Electric Cars • New technologies are making electric cars much more feasible. • Lithium-Ion batteries (the same type as used for laptop computers) provide about 4–5 time the energy per kg of lead-acid batteries. • Electric Cars can be made very efficient. • Electric motors can be better than 90% efficient (petrol engines are ~20% efficient). • Regenerative braking can be used to further increase efficiency. • Electric cars therefore don’t need battery capacity as large as the energy carried in the fuel tank of a petrol car.
Tesla Roadster • The Tesla Roadster is a fully electric sports car currently marketed in the USA (and now Australia) • Power 185 kW • 0-60mph (97 kph) in 3.9 seconds • Range 350 km (though independent tests suggest 240-290 km) • Power source - 53 kWh Lithium-Ion batteries • Charging time 3.5 hours • Price – US$100,000
Batteries The Tesla Roadster’s battery pack weights about 400 kg and contains 6,831 individual Li-Ion cells
Mitsubishi i-MIEV 47 kW motor 16 kWh Li-Ion Battery ~130 km range Australian Price $48,800
CO2 Emissions of Electric Cars • Electric cars produce no CO2 directly. • However, the CO2 produced in generating the electricity needs to be considered. • However, modern electric cars are much more efficient than petrol cars. • Even if the electricity is generated from coal (the dirtiest fuel) an electric car produce less CO2 than a petrol car. • If clean electricity sources are used (e.g. solar, wind, hydro, nuclear) the electric car is emission free.
Plug-In Hybrid • A Plug-In Hybrid combines the features of a hybrid car and fully electric car. • It has a larger battery than a standard hybrid (like the Toyota Prius). • For short trips it can run as a pure electric car with the battery recharged by plugging in to the mains. • For longer trips the petrol engine comes into use, so it doesn’t have the range limitations of a pure electric car.
Plug-In Hybrid Several plug-in hybrid cars are now on the market.
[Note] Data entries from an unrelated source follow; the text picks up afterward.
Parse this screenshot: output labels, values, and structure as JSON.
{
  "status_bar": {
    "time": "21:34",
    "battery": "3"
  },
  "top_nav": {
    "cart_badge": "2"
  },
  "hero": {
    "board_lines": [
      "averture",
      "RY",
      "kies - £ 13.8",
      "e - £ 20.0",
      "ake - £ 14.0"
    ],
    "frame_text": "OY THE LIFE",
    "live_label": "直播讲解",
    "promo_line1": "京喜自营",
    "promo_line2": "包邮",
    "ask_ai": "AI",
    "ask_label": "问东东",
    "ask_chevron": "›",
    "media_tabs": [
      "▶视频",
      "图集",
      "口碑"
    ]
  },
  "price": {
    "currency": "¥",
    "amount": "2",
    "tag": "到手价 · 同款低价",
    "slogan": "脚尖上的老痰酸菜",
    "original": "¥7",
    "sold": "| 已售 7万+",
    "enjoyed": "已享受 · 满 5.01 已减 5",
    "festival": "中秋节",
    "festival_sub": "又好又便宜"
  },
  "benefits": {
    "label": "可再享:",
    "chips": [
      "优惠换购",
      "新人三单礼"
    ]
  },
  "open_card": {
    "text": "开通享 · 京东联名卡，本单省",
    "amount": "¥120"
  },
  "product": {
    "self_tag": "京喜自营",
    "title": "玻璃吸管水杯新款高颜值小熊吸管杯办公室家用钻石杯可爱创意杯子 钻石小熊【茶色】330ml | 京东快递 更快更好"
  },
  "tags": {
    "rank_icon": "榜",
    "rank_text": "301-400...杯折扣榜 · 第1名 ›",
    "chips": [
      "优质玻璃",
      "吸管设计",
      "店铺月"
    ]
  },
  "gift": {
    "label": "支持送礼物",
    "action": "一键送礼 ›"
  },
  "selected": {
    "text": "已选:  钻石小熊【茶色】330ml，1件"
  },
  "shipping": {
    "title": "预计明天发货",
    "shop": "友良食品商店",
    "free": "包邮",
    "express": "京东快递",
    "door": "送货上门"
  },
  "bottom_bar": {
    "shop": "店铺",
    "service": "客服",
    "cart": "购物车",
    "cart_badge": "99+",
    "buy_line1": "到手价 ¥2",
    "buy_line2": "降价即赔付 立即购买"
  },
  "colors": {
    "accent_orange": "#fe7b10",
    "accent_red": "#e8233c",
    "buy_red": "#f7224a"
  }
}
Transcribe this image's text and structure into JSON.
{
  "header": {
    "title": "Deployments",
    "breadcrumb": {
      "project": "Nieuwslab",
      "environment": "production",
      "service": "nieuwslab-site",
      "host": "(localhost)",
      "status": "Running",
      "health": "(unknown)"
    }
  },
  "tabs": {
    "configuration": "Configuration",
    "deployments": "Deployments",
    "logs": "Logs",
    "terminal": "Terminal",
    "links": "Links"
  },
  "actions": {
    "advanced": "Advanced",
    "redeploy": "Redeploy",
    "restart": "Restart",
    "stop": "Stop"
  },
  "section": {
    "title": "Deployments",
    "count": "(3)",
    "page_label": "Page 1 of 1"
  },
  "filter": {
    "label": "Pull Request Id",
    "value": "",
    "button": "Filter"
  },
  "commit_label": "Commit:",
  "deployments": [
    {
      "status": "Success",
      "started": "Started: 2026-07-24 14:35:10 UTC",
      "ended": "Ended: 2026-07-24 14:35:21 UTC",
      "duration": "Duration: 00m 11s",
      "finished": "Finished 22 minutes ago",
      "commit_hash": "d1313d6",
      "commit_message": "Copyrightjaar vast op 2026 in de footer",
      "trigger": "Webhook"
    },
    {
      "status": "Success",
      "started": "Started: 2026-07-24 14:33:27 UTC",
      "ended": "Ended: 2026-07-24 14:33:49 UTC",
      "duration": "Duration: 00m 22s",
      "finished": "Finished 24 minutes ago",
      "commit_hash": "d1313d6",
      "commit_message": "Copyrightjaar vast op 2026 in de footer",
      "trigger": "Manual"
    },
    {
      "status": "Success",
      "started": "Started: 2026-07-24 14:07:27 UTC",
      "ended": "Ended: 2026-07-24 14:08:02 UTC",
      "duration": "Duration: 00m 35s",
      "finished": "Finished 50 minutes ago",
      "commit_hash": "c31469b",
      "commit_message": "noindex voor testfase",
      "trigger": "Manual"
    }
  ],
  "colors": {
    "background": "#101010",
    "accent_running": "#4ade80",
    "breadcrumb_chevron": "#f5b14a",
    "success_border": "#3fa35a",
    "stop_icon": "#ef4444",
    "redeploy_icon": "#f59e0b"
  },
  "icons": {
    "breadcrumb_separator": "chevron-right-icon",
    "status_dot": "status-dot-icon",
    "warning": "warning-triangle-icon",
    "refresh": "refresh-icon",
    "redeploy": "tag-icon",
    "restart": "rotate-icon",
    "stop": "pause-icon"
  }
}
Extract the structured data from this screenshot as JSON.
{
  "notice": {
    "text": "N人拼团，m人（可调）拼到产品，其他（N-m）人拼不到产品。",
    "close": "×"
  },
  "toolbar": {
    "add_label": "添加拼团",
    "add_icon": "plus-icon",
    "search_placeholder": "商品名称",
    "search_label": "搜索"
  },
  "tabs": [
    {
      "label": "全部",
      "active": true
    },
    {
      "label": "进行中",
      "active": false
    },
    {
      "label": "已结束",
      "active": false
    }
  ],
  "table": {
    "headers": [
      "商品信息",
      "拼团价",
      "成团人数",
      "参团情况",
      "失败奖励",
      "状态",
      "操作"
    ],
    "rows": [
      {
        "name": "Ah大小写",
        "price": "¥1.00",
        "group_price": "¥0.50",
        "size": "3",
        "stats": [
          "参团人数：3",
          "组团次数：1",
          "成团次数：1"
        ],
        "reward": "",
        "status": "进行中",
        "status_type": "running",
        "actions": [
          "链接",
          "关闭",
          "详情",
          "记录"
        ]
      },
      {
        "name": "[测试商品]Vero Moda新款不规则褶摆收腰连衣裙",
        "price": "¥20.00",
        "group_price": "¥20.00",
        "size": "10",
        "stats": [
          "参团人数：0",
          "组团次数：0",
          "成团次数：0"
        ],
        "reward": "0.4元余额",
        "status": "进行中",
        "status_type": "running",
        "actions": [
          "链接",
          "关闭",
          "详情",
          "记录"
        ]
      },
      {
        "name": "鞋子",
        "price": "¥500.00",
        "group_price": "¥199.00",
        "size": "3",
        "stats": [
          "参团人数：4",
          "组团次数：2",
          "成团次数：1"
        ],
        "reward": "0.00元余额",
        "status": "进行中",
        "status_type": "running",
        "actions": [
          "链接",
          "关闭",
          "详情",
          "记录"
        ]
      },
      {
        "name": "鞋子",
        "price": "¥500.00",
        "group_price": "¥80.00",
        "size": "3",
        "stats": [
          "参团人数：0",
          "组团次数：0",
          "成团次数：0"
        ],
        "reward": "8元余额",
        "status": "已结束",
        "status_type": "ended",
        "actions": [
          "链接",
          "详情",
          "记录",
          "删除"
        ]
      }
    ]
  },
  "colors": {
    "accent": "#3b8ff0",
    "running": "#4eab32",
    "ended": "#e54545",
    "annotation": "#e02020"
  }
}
Chevrolet (Holden) Volt Plug-in version of Toyota Prius Mitsubishi Outlander P-HEV Chevrolet Volt – 111 kW electric motor 53 kW petrol engine Electric range 60 km - Petrol range 610 km
Fuel Cell Car • Fuel cell cars use electricity generated by a fuel cell. • Unlike a conventional battery a fuel cell can supply electricity continuously as long as it is supplied with fuel. • Fuel cells can run on hydrogen and oxygen producing water as the only exhaust product.
Fuel Cell Fuel cells involve an electrolyte material that is sandwiched between two layers of catalyst. There are a many types of fuel cell using different electrolyte and catalyst materials.
Fuel Cells Fuel cells supplied power to NASA’s Apollo spacecraft and to the Space Shuttle. The fuel cell provides not only power, but the resulting H2O can be used as drinking water. The Apollo 13 accident in 1970 was due to the explosion of an oxygen tank. Without oxygen, the spacecraft lost its ability to generate power using its fuel cells.
Honda FCX Clarity The Honda FCX Clarity is a hydrogen fuel cell car. A small number of these vehicles have been leased in California.
Honda FCX Clarity • 100 kW H2-O2 fuel cell • 100 kW electric motor • Compressed hydrogen fuel 4.1kg tank capacity. • 440 km range
Hydrogen Economy The hydrogen economy is the name given to a proposed future system of energy supply for vehicles based around hydrogen. Hydrogen would be produced by electrolysis of water using electricity generated by emission free methods (e.g. wind, solar, nuclear). Hydrogen would power vehicles using fuel cell technology. The hydrogen economy has the potential to greatly reduce the CO2 and other pollution associated with fossil fuels. Opponents of the hydrogen economy argue that developing the technology and infrastructure needed would be expensive and inefficient, and there are more cost effective solutions.